A lot of infrastructure projects are now under different phases of development in Bangladesh, while many more are under consideration to materialise the dream of a Developed Bangladesh by 2041. Yes, modern infrastructure is a prerequisite to facilitate economic progress and to provide good living to the citizens. The question is how can the taxpayers know that the infrastructures will deliver the expected outcomes? Is there any tool in place that rates the projects for their sustainability levels from environmental, social and economic dimensions?
A search through various government websites and other sources could not confirm that the projects are assessed for their sustainability achievements.
It is an era of open knowledge source and international collaboration. The opportunity to access the most advanced technologies and development concepts can, in most cases, deliver high quality projects if the delivery agencies can ensure rigorous knowledge storming and effective development leadership. The scenario in Bangladesh in this respect is not generally reassuring.

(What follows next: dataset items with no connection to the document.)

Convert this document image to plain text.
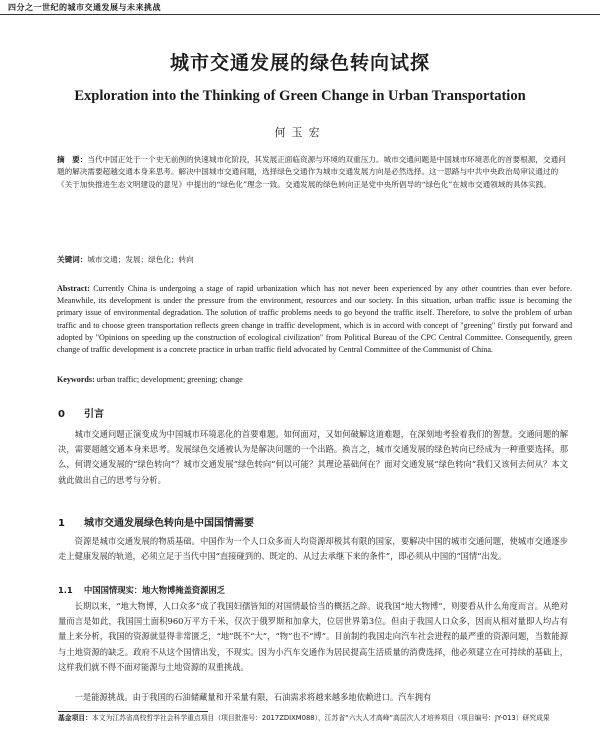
四分之一世纪的城市交通发展与未来挑战
城市交通发展的绿色转向试探
Exploration into the Thinking of Green Change in Urban Transportation
何玉宏
摘　要：当代中国正处于一个史无前例的快速城市化阶段，其发展正面临资源与环境的双重压力。城市交通问题是中国城市环境恶化的首要根源，交通问题的解决需要超越交通本身来思考。解决中国城市交通问题，选择绿色交通作为城市交通发展方向是必然选择。这一思路与中共中央政治局审议通过的《关于加快推进生态文明建设的意见》中提出的“绿色化”理念一致。交通发展的绿色转向正是党中央所倡导的“绿色化”在城市交通领域的具体实践。
关键词：城市交通；发展；绿色化；转向
Abstract: Currently China is undergoing a stage of rapid urbanization which has not never been experienced by any other countries than ever before. Meanwhile, its development is under the pressure from the environment, resources and our society. In this situation, urban traffic issue is becoming the primary issue of environmental degradation. The solution of traffic problems needs to go beyond the traffic itself. Therefore, to solve the problem of urban traffic and to choose green transportation reflects green change in traffic development, which is in accord with concept of "greening" firstly put forward and adopted by "Opinions on speeding up the construction of ecological civilization" from Political Bureau of the CPC Central Committee. Consequently, green change of traffic development is a concrete practice in urban traffic field advocated by Central Committee of the Communist of China.
Keywords: urban traffic; development; greening; change
0 引言
城市交通问题正演变成为中国城市环境恶化的首要难题。如何面对，又如何破解这道难题，在深刻地考验着我们的智慧。交通问题的解决，需要超越交通本身来思考。发展绿色交通被认为是解决问题的一个出路。换言之，城市交通发展的绿色转向已经成为一种重要选择。那么，何谓交通发展的“绿色转向”？城市交通发展“绿色转向”何以可能？其理论基础何在？面对交通发展“绿色转向”我们又该何去何从？本文就此做出自己的思考与分析。
1 城市交通发展绿色转向是中国国情需要
资源是城市交通发展的物质基础。中国作为一个人口众多而人均资源却极其有限的国家，要解决中国的城市交通问题，使城市交通逐步走上健康发展的轨道，必须立足于当代中国“直接碰到的、既定的、从过去承继下来的条件”，即必须从中国的“国情”出发。
1.1 中国国情现实：地大物博掩盖资源困乏
长期以来，“地大物博，人口众多”成了我国妇孺皆知的对国情最恰当的概括之辞。说我国“地大物博”，则要看从什么角度而言。从绝对量而言是如此，我国国土面积960万平方千米，仅次于俄罗斯和加拿大，位居世界第3位。但由于我国人口众多，因而从相对量即人均占有量上来分析，我国的资源就显得非常匮乏，“地”既不“大”，“物”也不“博”。目前制约我国走向汽车社会进程的最严重的资源问题，当数能源与土地资源的缺乏。政府不从这个国情出发，不现实。因为小汽车交通作为居民提高生活质量的消费选择，他必须建立在可持续的基础上，这样我们就不得不面对能源与土地资源的双重挑战。
一是能源挑战。由于我国的石油储藏量和开采量有限，石油需求将越来越多地依赖进口。汽车拥有
基金项目：本文为江苏省高校哲学社会科学重点项目（项目批准号：2017ZDIXM088），江苏省“六大人才高峰”高层次人才培养项目（项目编号：JY-013）研究成果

The Cheonggyecheon creek in Seoul was covered by an elevated highway in 1968, which was dismantled in 2005 to revive the stream as one of the most attractive recreational places in the city. Did the government agencies in Bangladesh take any lesson from this type of costly examples elsewhere as a privilege of becoming a latecomer in the development run? The answer is anybody's guess.
The technology to be adopted shouldn't be the sunset one in the developed world, rather it should be the rising one there -- since 2041 is only two decades away. At least, there should be provisions in the system that the most advanced technology can be adapted as projects progress and after some time they will be in parity in real-time with the developed world.
The Railway Ministry is now looking for electric trains for Dhaka-Chattogram route, which was first introduced 140 years ago (1879) in Germany. New technologies like maglev and hyperloop are fast getting shape in different countries. So, the proposed development of the Dhaka-Chattogram route should consider the possible future transition to the more advanced technologies as the country will be developing.
Simply following the development cycle of the already developed countries is not a smart move and won't ensure parity of the nation with the developed world even after the euphoric 2041 deadline. The technocratic leadership of the country needs to capitalise on the learning from abroad and be farsighted when designing their development programmes at home.
The country needs vision. Bangladesh ranked 116th out of 129 economies for Global Innovation Index in the year 2019. So, there is an immediate need of a befitting system or tool that can empower the national agencies to effectively leverage knowledge and technocratic leadership towards sustainable development across the board.
A good number of garment factories in Bangladesh have received Green Building Certification. Here various environment and social issues such as energy use, emission, safety, water and air quality etc., are assessed for scoring based on certain criteria. UK-based building sustainability scheme known as 'LEED' is mainly used in Bangladesh. However, a customised local tool is important that considers local issues appropriately for this type of certification.
For the infrastructure sustainability certification, there are other schemes. For example, in USA it is ENVISION, in UK it is CEEQUAL and in Australia it is ISCA. Most of the developed countries have developed their own tools for infrastructure and building sectors. Some countries also have infrastructure-specific tool such as GREENROAD in USA for transport infrastructure.
Use of sustainability rating scheme is a new concept and has been in use only for a few years. They include all the important issues of environmental and social dimensions of project development. Economic and government issues have also been included in the recent versions. Projects can be assessed for planning, design, construction and operation phases that ensure all the known issues. Risks and opportunities are studied, recorded and addressed for the best possible outcome in terms of whole-of-life sustainability.
To empower the development agencies in the country for sustainable project delivery, development of an indigenous sustainability scheme, based on the emerging practices throughout the world, has now become a necessity. Apart from the various dimensions of sustainability -- environmental, social and economic -- there is a great need of adding 'knowledge' and 'leadership' as new dimensions for a Bangladesh scheme.
The 'knowledge' dimension can ensure that the project considers all the available opportunities for a futuristic development. The 'leadership' dimension can help groom different levels of technocratic leadership for sustainable project development and delivery. The concerns associated with poor implementation of development programmes in Bangladesh can't be addressed properly without in-depth consideration of the knowledge and leadership issues effectively.